Wow, this is so sweet I know exactly what you are saying too. I really love this poem.
Krysti

~fool me once shame on you, fool me twice shame on me~

BrittanyJ
Member
since 2007-06-03
Posts 461
Come find me?
2 posted 2007-08-14 10:15 PM


Oh wow...i felt the emotion behind this. I love it And there are so many people who know that feeling...

So no more hiding all your pain, you deserve a new start. That's why i'm closing myself away, this is a message from your heart.

forever*wishing
Member
since 2006-05-29
Posts 178
where my heart is
3 posted 2007-08-14 11:26 PM


thats such a sweet poem! i love it = )
surf_painter
Member
since 2007-04-10
Posts 434
Canada
4 posted 2007-08-28 08:34 PM


sweet poem but it doesn't seem to flow from paragraph to paragraph
rhia_5779
Senior Member
since 2006-06-09
Posts 1334
California
5 posted 2007-09-01 05:20 PM


I like the style the way its written and that you wrote it without a rhyming scheme. Sometimes to me, having to write within a rhyme scheme and express emotions can be really hard because there are rules and a way it needs to be. But that is just me. I liked this poem, and I totally understand.

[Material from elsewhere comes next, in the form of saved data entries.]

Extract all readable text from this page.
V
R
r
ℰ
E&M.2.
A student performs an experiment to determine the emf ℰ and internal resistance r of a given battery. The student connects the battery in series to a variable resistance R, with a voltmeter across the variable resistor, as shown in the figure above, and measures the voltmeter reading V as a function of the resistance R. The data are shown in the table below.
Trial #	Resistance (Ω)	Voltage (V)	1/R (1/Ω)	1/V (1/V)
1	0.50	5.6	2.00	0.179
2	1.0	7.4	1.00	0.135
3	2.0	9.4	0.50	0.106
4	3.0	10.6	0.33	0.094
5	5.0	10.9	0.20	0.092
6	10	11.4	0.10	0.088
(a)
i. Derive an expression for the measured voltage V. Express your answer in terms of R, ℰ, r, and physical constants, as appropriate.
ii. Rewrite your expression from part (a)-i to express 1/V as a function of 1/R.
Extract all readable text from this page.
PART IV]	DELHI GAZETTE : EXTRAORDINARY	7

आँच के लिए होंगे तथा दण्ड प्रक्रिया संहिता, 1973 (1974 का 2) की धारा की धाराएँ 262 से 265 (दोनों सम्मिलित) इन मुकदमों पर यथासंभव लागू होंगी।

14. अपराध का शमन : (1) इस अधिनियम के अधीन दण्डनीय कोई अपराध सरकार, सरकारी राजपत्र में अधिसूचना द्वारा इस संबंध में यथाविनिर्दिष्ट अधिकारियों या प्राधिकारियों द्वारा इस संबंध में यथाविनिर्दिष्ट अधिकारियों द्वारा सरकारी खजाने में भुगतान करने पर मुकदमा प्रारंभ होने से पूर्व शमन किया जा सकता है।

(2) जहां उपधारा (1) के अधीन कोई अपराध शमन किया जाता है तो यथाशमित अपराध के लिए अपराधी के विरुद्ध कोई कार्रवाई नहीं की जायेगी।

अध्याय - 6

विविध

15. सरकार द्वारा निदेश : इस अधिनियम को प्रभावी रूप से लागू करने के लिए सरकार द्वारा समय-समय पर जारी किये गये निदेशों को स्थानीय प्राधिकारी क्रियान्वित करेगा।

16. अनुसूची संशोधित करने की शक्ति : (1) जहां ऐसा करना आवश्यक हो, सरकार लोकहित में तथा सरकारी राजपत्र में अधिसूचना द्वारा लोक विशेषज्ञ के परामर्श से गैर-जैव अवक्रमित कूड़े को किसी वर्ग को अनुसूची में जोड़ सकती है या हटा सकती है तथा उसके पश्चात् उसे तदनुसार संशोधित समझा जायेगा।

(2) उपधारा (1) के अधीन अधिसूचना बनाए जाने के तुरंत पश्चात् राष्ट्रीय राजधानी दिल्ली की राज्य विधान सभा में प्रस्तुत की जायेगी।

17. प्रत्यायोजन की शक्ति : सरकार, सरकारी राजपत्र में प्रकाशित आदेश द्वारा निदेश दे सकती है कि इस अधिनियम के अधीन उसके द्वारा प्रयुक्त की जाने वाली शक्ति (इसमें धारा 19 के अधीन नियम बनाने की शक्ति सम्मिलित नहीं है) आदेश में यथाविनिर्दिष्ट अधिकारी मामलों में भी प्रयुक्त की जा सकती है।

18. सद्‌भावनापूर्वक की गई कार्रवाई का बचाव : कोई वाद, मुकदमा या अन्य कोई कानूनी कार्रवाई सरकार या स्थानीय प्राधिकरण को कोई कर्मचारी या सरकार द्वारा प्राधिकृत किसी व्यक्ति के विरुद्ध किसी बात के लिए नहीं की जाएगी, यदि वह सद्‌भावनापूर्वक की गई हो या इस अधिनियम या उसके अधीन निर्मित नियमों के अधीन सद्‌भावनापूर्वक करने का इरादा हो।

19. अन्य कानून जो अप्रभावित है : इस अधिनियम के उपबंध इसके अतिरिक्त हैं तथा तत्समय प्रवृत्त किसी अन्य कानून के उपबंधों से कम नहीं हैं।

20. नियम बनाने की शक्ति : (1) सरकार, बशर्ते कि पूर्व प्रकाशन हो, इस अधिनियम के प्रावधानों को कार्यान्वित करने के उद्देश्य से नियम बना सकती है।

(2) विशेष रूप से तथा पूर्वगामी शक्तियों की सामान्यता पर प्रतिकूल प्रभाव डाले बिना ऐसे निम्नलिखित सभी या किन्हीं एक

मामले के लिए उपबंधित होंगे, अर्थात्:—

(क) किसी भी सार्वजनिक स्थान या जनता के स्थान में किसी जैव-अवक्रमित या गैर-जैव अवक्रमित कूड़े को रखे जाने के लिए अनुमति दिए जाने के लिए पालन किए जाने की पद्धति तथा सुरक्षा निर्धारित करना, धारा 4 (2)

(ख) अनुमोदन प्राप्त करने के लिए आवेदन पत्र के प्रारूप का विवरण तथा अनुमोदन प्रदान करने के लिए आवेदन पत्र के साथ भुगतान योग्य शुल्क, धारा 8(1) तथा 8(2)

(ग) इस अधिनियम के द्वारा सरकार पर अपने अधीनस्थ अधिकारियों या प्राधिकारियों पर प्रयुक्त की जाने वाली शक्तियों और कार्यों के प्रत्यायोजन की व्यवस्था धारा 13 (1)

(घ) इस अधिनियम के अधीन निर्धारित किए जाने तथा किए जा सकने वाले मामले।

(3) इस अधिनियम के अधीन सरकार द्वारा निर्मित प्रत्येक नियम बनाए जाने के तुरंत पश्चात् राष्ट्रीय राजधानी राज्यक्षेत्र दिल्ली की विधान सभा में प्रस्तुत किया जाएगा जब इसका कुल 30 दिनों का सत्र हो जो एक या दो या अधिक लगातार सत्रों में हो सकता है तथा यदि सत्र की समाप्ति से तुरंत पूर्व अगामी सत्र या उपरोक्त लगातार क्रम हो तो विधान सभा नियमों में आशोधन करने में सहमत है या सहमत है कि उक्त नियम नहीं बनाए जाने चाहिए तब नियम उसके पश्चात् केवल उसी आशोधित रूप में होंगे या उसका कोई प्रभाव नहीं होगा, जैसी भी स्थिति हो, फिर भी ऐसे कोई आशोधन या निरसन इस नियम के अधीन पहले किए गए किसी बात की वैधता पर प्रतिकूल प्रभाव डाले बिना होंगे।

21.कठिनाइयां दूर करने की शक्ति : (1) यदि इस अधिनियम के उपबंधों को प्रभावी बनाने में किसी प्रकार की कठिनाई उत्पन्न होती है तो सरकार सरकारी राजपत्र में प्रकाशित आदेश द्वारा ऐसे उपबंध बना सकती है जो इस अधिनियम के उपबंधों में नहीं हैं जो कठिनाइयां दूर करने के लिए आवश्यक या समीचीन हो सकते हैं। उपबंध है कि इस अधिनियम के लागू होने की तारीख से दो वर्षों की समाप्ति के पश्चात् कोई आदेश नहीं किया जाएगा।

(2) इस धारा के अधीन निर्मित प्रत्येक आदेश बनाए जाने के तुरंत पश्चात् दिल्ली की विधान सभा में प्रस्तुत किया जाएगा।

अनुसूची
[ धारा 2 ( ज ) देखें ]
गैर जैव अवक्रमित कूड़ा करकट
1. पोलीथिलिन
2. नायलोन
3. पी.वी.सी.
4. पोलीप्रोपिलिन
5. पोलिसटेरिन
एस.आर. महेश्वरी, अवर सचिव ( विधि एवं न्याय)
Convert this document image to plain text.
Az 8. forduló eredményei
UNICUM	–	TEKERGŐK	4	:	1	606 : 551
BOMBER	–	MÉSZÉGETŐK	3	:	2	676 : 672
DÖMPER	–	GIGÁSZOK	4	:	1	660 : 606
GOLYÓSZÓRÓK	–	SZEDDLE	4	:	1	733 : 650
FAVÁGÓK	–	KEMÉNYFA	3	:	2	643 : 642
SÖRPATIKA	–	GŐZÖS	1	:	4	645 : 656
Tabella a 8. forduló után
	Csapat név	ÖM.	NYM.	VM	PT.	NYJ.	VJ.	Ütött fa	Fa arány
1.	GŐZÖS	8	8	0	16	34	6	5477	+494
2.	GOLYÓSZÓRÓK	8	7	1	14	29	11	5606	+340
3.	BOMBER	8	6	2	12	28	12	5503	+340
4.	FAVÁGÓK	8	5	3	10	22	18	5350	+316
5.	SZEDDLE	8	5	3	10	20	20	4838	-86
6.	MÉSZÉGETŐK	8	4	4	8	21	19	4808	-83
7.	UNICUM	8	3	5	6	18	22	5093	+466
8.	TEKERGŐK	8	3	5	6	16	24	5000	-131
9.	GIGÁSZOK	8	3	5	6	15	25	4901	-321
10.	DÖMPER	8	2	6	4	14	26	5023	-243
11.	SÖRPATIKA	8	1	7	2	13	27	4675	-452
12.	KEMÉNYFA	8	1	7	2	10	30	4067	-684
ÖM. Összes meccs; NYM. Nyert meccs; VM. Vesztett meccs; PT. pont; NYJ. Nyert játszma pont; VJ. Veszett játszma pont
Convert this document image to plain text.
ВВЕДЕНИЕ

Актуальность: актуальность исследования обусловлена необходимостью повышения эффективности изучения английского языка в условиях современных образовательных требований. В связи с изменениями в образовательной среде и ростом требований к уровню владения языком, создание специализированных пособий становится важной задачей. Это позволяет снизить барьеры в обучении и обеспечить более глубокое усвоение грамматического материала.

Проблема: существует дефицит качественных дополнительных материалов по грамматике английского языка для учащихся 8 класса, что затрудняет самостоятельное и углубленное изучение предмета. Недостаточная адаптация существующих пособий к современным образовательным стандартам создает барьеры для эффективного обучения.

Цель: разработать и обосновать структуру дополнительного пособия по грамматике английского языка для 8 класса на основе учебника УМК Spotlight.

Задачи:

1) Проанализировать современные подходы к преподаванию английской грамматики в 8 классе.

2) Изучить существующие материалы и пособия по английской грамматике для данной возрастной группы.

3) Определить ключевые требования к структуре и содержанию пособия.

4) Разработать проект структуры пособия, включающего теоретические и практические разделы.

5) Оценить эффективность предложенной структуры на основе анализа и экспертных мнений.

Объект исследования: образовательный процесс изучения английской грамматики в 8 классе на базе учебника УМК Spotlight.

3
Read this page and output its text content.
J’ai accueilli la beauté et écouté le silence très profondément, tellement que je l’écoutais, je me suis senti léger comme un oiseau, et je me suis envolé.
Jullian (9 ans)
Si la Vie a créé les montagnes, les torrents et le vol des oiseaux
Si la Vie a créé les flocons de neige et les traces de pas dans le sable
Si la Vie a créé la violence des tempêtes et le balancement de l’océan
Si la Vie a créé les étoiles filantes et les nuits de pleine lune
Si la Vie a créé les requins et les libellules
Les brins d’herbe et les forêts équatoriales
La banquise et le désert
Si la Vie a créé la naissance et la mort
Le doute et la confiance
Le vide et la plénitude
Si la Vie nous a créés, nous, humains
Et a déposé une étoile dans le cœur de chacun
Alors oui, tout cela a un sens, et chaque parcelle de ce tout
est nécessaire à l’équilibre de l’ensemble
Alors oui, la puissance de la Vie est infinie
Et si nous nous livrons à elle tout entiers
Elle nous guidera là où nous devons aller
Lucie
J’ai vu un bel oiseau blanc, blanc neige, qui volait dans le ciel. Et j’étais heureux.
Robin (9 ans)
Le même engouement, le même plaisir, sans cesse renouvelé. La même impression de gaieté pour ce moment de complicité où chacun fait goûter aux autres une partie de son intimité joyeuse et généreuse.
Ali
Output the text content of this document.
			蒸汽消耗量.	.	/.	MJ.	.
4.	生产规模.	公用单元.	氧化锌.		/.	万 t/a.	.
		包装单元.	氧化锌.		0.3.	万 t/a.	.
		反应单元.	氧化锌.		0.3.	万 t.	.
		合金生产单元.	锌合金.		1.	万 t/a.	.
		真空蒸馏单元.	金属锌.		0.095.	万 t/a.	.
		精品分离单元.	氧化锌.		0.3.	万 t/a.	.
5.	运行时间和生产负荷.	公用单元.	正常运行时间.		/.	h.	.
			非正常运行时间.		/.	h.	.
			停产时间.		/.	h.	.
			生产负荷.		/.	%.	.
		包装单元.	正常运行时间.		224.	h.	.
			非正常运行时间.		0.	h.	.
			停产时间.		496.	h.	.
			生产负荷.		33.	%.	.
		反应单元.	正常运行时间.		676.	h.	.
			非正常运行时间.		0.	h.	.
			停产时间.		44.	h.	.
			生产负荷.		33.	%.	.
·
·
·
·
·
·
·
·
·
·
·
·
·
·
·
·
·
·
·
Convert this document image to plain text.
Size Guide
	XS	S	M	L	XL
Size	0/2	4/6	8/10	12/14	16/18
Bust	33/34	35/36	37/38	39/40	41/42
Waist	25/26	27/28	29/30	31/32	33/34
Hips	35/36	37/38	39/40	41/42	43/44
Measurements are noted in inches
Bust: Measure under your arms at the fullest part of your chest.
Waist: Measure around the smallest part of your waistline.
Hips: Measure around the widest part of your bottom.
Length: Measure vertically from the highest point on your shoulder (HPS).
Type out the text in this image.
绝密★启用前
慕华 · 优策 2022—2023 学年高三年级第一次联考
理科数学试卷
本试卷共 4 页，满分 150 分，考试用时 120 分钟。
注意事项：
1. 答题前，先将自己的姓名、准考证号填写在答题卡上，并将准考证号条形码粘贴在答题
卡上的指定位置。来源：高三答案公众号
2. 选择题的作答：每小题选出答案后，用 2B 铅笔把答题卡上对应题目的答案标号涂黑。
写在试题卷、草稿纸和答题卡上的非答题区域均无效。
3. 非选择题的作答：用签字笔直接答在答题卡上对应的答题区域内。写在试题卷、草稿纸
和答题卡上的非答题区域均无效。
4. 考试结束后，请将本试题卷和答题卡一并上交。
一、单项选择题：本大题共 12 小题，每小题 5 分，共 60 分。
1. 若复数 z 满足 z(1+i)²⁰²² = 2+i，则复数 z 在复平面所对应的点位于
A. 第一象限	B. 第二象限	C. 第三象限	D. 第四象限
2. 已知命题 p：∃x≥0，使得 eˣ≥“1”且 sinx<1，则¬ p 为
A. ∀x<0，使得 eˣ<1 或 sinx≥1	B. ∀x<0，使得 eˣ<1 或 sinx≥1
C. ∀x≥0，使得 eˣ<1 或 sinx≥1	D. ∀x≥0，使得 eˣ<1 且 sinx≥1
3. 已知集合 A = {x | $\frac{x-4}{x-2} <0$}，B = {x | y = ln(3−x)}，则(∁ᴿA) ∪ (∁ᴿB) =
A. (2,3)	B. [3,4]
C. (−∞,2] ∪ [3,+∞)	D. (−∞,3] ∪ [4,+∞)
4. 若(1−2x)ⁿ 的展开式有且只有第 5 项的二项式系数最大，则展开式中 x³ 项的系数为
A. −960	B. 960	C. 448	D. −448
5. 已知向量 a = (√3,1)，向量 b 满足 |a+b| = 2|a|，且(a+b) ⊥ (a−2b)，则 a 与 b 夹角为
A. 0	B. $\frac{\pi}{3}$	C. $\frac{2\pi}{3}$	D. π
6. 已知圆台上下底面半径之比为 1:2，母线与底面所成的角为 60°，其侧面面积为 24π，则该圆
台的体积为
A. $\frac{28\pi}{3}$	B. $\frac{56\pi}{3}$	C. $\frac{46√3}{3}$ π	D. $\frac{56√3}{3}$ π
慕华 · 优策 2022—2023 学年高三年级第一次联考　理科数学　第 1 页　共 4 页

That you make lit up my face,

Here , it might flow better

that lights up my face.
Because its kind of reduntant , that you.

I really like this poem.
RhIa

ResLife286
New Member
since 2007-09-02
Posts 7
Canada
6 posted 2007-09-02 06:49 PM


Thats a sweet poem, he must be lucky , and about that ryming scheme, I always say that theirs no need for rymes when it comes from the heart
Sexy_Tator_Tot
Junior Member
since 2007-08-31
Posts 42
Arkansas
7 posted 2007-09-07 12:24 PM


I like the way it flows and that it doesnt rhyme. It makes it unique in my perspective. I really like it though.